Displays when you mouse over the topic on the Cray Portal.
There might be an instance where both of the SMWs in an HA pair have been powered down. This could be due to an install, upgrade, planned test, or a power outage. In any of these events, it is best practice to follow a simple procedure to bring the SMWs back online in the quickest and least impactive way.
- Power on the first SMW.
- Wait for the first SMW to complete its boot and start all cluster resources.
The SMW now should have started all cluster resources except for STONITH on the first SMW. If it hasn't, refer to the troubleshooting section in this document.
- Validate the status of the SMWs if the SMWs were powered down due to a failure.
- Check dmesg for errors.
If any errors are found, correct them before continuing onto the next step.
- Check /var/opt/cray/log/smwmessages-<DATE> for errors.
If any errors are found, correct them before continuing onto the next step.
- Check Boot RAID filesystems using fsck if SMWs were powered down due to failure.
Run the tool in query only mode since the filesystems are mounted.
If a problem is found, run the following substeps:
- Put the SMW into standby to stop all resources.

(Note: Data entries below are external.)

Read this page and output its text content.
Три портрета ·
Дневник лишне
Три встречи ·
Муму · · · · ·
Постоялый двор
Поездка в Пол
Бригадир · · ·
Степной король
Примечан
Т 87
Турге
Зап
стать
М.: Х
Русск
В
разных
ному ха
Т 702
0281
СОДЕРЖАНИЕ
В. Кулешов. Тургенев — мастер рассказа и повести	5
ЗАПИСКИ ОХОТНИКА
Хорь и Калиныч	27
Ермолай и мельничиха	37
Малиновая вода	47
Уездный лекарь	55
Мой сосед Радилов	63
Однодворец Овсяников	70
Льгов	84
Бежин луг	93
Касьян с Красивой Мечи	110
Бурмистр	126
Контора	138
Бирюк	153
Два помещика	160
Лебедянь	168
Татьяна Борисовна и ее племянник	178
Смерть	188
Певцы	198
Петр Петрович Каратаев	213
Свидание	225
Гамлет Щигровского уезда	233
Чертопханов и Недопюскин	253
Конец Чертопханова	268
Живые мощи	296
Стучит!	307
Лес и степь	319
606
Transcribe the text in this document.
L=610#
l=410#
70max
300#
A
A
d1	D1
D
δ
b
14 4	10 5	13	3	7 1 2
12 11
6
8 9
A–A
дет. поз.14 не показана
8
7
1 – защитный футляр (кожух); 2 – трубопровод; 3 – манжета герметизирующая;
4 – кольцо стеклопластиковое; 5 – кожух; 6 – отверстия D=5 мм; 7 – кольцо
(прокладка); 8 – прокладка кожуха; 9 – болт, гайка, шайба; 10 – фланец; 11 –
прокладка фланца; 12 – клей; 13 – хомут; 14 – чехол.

smw1# crm node standby smw1
- Execute fsck or equivalent on the filesystem to repair any corruption.
- Once all filesystems have been recovered, bring the SMW back online
smw1# crm node online smw1
- Power on the second SMW.
The SMW now should have started all cluster resources except for STONITH on the second SMW. If it hasn't, refer to the troubleshooting section in this document.
- Wait for the second SMW to complete its boot and start the remaining cluster resources.
- Once both SMWs are booted and all resources have started check the cluster state
smw1# check_config smw1 smw2 smw1-drac-ip smw2-drac-ip
Ignore warnings about not being able to contact the boot node.
If check_config reports errors, resolve the errors and execute check_config again. If errors continue to be reported, contact support.
When no errors are reported, continue with other site specific SMW checks and CLE boot.